Publié le 31 mai 2010 par Yoya

à la recherche du monde avec Garcia Lorca, Merleau-Ponty, Cezanne et Van Gogh« Je ne connais pas seulement le monde mais comme dit Heidegger, je suis au monde. La philosophie a pour rôle de faire retrouver le lien avec le monde qui précède la pensé proprement dite. »1. Que voir, ce soit toujours voir plus qu’on ne voit, voilà un présupposé de la philosophie Merleau-Pontienne qui ne va pas de soit pour la plupart des gens. Pourtant devant un tableau, quelque chose choc, quelque chose inonde. Ce je-ne-sais-quoi peu frapper n’importe qui, du connaisseur au néophyte, qu’il l’avoue ou non, il est devant quelque chose, une nature morte qu’il aurait pu voir dans sa cuisine des milliers de fois, mais devant laquelle il s’arrête parce qu’il y voit plus, il y voit une profondeur et une vérité délirante. C’est que l’artiste est capable de se déprendre des représentations académiques, des représentations toutes faites, des sédimentations culturelles qui viennent se greffer sur les choses et nous font oublier ce qu’elles sont. Si l’artiste « ne sait pas comment les mots s’en trouvent en lui » comme dit Proust, c’est bien parce que dans le processus créatif il oublie ce qu’il a appris, il oublie qu’il sait, il se déprend de l’académisme, il oublie qui il est, et en quelque sorte, sort de son corps et se laisse aller à cet étonnement primitif, il est au monde. Qu’une idée se trouve alors, à l’occasion d’une perception, réveillée en lui, cela n’infirme en rien notre thèse car comme le dit Merleau Ponty, tout objet visible contient sa part d’invisibilité, entendre par là une profondeur mystérieuse, une sorte de doublure qui n’est pas pour autant le contraire du sensible mais quelque chose du sensible. Ainsi tout les apparences sont le déguisement de lois inconnues, le monde nous apparaît travesti, déguisé par les sédimentations sociales et culturelles qui nous empêchent de voir la chose en soi et sa part d’invisibilité. C’est là que l’artiste intervient, avec toutes les difficultés que cela implique pour comme dit Paul Klee « rendre visible ».

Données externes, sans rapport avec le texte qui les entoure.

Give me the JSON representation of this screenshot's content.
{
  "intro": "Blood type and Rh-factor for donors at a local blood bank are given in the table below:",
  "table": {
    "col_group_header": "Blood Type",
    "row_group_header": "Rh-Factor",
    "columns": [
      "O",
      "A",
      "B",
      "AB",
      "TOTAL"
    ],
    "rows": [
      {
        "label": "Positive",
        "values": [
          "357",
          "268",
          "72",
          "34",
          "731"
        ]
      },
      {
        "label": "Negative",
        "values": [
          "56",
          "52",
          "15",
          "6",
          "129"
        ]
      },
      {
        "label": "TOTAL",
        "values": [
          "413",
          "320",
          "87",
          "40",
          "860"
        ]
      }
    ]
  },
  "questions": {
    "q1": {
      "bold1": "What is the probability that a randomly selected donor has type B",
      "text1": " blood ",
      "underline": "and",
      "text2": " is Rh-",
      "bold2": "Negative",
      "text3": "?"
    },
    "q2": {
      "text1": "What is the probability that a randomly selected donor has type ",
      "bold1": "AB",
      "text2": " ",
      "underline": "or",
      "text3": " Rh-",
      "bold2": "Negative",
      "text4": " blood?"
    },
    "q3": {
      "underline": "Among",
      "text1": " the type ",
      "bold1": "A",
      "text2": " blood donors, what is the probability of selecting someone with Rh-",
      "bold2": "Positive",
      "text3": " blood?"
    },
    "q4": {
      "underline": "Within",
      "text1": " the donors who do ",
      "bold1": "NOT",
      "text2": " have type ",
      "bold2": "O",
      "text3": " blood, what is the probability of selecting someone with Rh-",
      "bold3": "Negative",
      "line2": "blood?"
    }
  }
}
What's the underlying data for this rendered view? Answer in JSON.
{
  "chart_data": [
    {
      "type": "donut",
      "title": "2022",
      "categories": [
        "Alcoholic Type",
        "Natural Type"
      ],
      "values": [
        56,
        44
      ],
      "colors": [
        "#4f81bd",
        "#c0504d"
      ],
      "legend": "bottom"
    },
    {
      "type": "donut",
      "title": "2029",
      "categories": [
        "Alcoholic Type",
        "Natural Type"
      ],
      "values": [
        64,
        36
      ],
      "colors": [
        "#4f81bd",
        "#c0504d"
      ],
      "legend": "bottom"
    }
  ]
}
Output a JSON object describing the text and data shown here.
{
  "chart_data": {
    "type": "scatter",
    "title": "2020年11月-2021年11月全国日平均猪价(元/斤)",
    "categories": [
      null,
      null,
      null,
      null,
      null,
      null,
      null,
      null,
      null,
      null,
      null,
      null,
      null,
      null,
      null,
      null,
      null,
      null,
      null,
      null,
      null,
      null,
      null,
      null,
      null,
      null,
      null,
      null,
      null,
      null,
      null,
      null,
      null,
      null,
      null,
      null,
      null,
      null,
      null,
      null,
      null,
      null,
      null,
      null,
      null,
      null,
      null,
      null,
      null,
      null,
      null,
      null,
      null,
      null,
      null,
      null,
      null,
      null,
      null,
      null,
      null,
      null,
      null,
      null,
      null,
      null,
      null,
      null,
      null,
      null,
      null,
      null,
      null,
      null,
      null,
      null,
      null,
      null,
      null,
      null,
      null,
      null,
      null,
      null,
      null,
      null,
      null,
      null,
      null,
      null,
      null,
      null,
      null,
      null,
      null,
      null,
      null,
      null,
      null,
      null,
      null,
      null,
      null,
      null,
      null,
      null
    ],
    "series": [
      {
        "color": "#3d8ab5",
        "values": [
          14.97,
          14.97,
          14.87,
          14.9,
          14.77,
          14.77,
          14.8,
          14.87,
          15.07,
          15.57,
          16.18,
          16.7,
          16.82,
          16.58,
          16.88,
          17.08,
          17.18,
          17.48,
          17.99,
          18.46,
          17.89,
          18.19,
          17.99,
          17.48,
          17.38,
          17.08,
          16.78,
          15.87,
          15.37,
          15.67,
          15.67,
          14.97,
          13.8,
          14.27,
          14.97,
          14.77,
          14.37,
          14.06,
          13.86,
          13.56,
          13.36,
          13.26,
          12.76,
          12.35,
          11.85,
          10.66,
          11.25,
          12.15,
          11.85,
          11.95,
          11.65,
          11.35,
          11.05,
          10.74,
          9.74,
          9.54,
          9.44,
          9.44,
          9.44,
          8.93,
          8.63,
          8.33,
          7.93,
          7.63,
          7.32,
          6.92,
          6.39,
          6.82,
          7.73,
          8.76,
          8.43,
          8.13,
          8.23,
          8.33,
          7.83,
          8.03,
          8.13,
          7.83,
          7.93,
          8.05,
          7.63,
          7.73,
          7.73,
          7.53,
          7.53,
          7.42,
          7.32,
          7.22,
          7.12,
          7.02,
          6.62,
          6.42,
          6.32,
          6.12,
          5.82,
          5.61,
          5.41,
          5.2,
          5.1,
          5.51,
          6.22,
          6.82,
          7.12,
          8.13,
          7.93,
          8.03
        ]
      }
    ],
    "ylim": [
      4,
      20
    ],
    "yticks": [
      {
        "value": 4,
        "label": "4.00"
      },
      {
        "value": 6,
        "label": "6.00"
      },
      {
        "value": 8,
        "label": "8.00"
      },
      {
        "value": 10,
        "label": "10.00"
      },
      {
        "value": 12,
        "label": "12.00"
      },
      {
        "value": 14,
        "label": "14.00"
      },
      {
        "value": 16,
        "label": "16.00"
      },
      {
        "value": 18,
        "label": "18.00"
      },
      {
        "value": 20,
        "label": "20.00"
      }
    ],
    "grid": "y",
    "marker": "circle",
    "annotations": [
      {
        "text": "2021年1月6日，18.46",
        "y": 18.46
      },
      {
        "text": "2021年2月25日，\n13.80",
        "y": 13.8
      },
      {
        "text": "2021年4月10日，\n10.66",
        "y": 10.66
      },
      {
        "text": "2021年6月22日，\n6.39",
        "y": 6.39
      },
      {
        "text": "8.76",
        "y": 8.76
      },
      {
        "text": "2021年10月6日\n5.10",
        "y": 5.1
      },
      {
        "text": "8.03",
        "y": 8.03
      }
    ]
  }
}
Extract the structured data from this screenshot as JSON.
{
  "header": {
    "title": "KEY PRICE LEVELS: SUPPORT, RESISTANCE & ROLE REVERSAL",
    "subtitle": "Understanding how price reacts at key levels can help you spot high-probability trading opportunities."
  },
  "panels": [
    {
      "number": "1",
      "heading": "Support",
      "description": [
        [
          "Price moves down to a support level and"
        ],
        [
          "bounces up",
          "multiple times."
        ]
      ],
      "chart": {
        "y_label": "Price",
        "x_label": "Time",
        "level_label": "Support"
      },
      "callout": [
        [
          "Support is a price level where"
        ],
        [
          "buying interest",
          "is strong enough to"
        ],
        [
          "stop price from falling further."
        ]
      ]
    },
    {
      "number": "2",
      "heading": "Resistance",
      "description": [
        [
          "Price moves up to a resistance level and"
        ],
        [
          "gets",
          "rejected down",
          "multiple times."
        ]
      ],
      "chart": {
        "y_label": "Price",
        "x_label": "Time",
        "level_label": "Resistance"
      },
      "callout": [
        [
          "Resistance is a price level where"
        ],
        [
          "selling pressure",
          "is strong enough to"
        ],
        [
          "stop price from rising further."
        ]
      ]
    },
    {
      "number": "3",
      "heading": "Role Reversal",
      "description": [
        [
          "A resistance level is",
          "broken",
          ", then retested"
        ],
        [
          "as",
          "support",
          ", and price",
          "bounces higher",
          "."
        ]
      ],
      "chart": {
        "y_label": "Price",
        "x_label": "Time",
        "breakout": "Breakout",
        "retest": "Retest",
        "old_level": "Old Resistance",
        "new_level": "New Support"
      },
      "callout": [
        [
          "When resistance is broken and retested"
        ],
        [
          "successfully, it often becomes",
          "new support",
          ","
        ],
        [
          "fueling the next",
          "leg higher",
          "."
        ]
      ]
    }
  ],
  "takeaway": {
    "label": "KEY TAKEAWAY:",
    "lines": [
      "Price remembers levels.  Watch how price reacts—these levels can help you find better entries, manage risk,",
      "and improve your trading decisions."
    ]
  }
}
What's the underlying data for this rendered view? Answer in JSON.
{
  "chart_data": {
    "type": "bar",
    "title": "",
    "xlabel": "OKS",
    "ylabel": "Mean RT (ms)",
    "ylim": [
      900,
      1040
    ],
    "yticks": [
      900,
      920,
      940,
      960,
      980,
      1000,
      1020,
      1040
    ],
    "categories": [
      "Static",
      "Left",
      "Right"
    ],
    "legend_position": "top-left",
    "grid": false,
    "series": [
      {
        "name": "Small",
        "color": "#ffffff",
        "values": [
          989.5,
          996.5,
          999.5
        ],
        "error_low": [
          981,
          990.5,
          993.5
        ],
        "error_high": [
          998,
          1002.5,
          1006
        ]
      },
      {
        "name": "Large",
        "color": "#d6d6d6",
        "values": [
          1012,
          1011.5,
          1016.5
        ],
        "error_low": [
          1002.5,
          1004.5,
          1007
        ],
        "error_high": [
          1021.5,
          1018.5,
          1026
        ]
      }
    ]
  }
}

De quelle manière l’artiste rend présentes les choses mêmes, plus qu’aucun autre scientifique, plus encore que le philosophe, voilà la question qui intéresse Merleau-Ponty à travers les oeuvres, les vies et les pensées de personnes comme Proust, Cézanne ou Léonard de Vinci. Comment l’art permet l’émergence du nouveau dans un monde sclérosé par la nécessité voilà ce qui nous intéresse. Si le philosophe avance avec sûreté dans ce retour au lebenswelt puisqu’il a derrière lui une tradition de laquelle il s’inspire, il me semble que l’artiste, lui lorsqu’il éprouve cette expérience est un écorché vif, vivant ce retour d’une manière abrupte dans une espèce de lutte ou tout joue contre tout. Cette lutte m’a semblé trouver son expression la plus juste dans une conférence de Federico Garcia Lorca sur le Duende.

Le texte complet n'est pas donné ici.